I also remember noticing something that first night in the park that was striking, the Milky Way! Stars shine brighter in Quetico than in most parks I visit. Thanks to efforts by park staff, Quetico is officially designated as an “International Dark Sky Park” by the International Dark-Sky Association. It’s said that the light levels in the park at night are what you’d expect to see if you had visited the area 200 years ago; I’d believe it.

Stars are the not only thing that harken back to an earlier time in the park. There are marks on some trees from the collection of pine sap used in making birch bark canoes, and lakes with rock walls covered in indigenous pictographs. Ancestors of the Anishinaabe people painted those rocks, and their descendants still call Quetico home, actively partnering with park staff in its management.

Other differences in Quetico I noticed were more subtle, but every bit as important: fewer people; clarity of water; and an incredible abundance of fish and wildlife.

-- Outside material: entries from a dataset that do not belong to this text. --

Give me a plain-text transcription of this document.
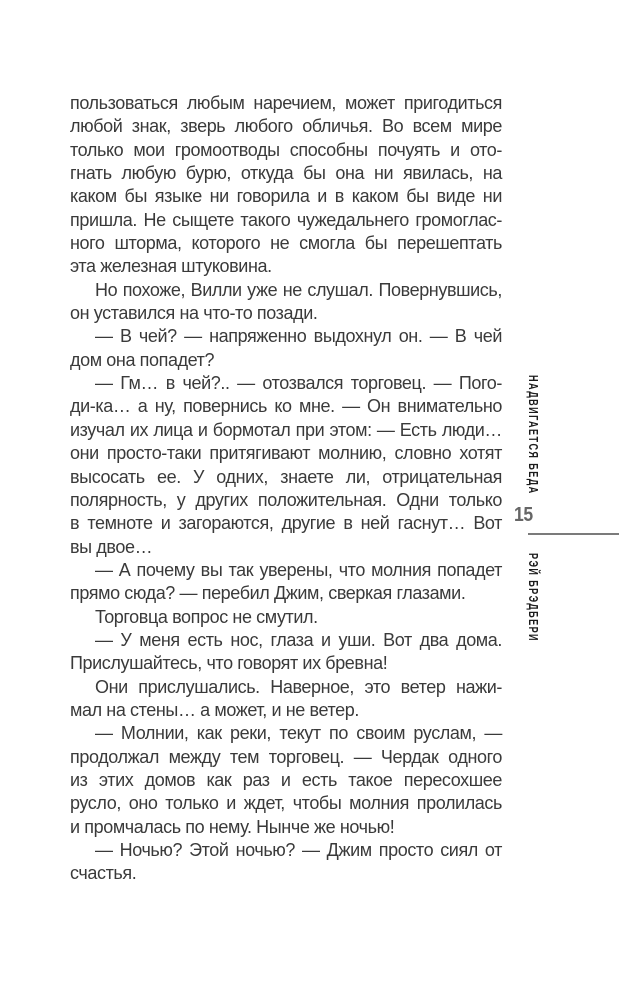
пользоваться любым наречием, может пригодиться
любой знак, зверь любого обличья. Во всем мире
только мои громоотводы способны почуять и ото-
гнать любую бурю, откуда бы она ни явилась, на
каком бы языке ни говорила и в каком бы виде ни
пришла. Не сыщете такого чужедальнего громоглас-
ного шторма, которого не смогла бы перешептать
эта железная штуковина.
Но похоже, Вилли уже не слушал. Повернувшись,
он уставился на что-то позади.
— В чей? — напряженно выдохнул он. — В чей
дом она попадет?
— Гм… в чей?.. — отозвался торговец. — Пого-
ди-ка… а ну, повернись ко мне. — Он внимательно
изучал их лица и бормотал при этом: — Есть люди…
они просто-таки притягивают молнию, словно хотят
высосать ее. У одних, знаете ли, отрицательная
полярность, у других положительная. Одни только
в темноте и загораются, другие в ней гаснут… Вот
вы двое…
— А почему вы так уверены, что молния попадет
прямо сюда? — перебил Джим, сверкая глазами.
Торговца вопрос не смутил.
— У меня есть нос, глаза и уши. Вот два дома.
Прислушайтесь, что говорят их бревна!
Они прислушались. Наверное, это ветер нажи-
мал на стены… а может, и не ветер.
— Молнии, как реки, текут по своим руслам, —
продолжал между тем торговец. — Чердак одного
из этих домов как раз и есть такое пересохшее
русло, оно только и ждет, чтобы молния пролилась
и промчалась по нему. Нынче же ночью!
— Ночью? Этой ночью? — Джим просто сиял от
счастья.
НАДВИГАЕТСЯ БЕДА
15
РЭЙ БРЭДБЕРИ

On my first day alone I saw two Moose, a Beaver maintaining a dam, several curious River Otters, and more Bald Eagles than I cared to count.

A healthy park like this, especially one so large, is obviously no accident. Rules and regulations help, but people make the difference. I’ve been to Quetico three years in a row now and I’ve met people who work there. There is a passion and a pride for this park that seems rare to me. You see it in the eyes of the park staff that greet you upon arrival; you hear it in the voices of the workers who maintain the portages, and those that patrol the park; you can even pick it up off the shelves of the library in the main park building, whose books celebrate Quetico’s history and its heroes of days past.

While I discovered it late in my life, I’ve come to understand just what a treasure we have in Quetico, and how important it is to preserve it for future generations. Everyone should have the opportunity to experience the sounds of Loons at night without motor boats drowning them out, or enjoy fresh water from a stream without fear of contamination from mine tailings or chemicals used in clear cutting.

As a photographer, I enjoy capturing and sharing images of Quetico which I hope will inspire others to visit the park and learn of its riches as I have; it’s what brings me back. The more people that visit and appreciate Quetico, the more pressure and resources there will be to see it continue to be protected now and into the future!